Na confluência de todos esses aspectos da experiência humana, tal qual se realizava no final do século XIX, emerge a Psicologia como ciência independente.

A concepção de "subjetividade" faz parte do processo de construção das ciências humanas e, mais especificamente, da ciência psicológica. Não se pode negar, que os economistas ingleses, como Bentham e Stuart Mill, já se haviam dado conta que os aspectos subjetivos fazem diferença no mercado. O subjetivismo racional foi uma das teorias econômicas desenvolvidas no final do século XVIII e primeira metade do XIX.

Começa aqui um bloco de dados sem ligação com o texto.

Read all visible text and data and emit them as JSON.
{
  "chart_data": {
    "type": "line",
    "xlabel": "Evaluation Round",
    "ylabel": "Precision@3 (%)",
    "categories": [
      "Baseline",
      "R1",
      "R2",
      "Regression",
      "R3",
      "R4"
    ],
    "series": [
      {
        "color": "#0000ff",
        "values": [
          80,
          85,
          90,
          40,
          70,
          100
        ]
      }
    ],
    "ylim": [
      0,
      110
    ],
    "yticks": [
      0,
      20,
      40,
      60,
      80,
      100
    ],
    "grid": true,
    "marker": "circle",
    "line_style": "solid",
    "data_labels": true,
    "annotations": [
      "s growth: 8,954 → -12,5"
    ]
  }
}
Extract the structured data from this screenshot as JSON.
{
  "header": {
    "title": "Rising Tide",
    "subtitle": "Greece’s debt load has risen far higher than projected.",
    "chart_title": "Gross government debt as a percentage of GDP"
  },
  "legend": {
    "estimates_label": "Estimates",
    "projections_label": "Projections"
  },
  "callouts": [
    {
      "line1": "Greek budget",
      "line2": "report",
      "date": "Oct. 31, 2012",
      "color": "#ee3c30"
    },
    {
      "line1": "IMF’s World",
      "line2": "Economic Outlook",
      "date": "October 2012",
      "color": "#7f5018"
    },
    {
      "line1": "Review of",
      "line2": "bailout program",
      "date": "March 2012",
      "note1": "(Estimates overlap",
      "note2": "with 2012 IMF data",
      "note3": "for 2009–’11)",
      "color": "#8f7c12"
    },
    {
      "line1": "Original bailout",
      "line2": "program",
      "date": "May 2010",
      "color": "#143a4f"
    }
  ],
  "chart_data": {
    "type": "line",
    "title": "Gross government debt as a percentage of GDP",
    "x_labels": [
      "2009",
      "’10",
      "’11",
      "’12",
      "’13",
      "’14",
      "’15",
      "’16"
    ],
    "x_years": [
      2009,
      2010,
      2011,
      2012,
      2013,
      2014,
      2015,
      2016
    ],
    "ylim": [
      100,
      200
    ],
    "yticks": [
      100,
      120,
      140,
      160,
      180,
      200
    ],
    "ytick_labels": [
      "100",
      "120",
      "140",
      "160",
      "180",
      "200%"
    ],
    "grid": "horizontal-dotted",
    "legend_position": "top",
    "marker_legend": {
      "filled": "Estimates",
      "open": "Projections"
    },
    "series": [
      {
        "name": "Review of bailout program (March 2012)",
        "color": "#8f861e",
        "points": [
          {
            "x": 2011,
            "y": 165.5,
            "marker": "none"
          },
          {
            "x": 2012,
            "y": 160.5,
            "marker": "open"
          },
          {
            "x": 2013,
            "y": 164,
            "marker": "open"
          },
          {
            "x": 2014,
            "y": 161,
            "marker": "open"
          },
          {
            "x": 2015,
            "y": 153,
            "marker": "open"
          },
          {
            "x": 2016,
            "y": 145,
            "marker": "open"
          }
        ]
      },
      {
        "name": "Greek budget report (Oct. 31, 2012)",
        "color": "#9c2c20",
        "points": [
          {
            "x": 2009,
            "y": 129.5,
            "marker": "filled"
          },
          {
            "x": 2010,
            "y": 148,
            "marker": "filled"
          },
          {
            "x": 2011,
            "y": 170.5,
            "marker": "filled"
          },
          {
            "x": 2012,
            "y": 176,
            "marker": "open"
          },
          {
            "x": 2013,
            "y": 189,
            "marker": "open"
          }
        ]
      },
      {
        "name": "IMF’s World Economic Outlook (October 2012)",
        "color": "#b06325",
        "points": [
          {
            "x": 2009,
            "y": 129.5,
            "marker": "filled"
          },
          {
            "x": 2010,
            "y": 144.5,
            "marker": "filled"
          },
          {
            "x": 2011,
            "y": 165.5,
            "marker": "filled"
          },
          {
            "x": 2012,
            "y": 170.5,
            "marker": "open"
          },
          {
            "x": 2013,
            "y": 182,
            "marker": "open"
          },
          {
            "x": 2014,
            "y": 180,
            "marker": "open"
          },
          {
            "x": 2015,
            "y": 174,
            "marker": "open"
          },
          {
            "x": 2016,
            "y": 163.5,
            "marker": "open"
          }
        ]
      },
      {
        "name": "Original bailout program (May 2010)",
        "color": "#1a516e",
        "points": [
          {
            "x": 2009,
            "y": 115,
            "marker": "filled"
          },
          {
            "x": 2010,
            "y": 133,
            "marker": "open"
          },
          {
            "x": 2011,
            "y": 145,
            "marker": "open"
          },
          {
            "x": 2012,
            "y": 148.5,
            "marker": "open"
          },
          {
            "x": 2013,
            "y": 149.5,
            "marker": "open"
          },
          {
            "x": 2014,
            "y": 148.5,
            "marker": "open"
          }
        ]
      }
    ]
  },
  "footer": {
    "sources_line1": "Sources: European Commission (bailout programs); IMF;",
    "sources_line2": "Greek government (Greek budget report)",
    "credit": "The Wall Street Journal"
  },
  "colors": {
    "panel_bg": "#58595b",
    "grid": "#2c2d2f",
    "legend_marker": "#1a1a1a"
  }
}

Outra providência baseada no utilitarismo era a racionalização dos meios para elevação dos ganhos do capital, através do controle calculado e previsível sobre as matérias-primas, sobre os gastos de produção, sobre o trabalho e sobre as vendas finais do produto. Assim tudo precisaria ser pesado, medido, contabilizado, registrado e premeditado, inclusive o comportamento individual.

A tarefa da Psicologia seria, entretanto, alcançar as leis mais gerais da natureza humana, do gênero humano.

Oscilando netre as investigações que dão primazia ao sujeito e seus mecanismos privados, e aos objetos externos que estimulam cada organismo em particular, a Psicologia ocidental emergiu não conseguindo dar conta da totalidade dos fenômenos psíquicos nem de seus condicionantes.

A Psicologia torna-se científica, dentro dos cânones das ciências físicas, quando passa a controlar seus objetos de investigação, podendo repeti-los em condições determinadas previamente. A generalização dos resultados é alcançada, repetindo-se os experimentos, evitando o acaso, e testando exaustivamente cada hipótese levantada. A especificidade, os fatores singulares, ou seja, o sujeito e suas idiossincrasias eram tratados sob a condição de respostas orgânicas.


Fonte:
FERREIRA, May Guimarães. Concepções de subjetividade em psicologia. Campinas, SP: Pontes, 2000.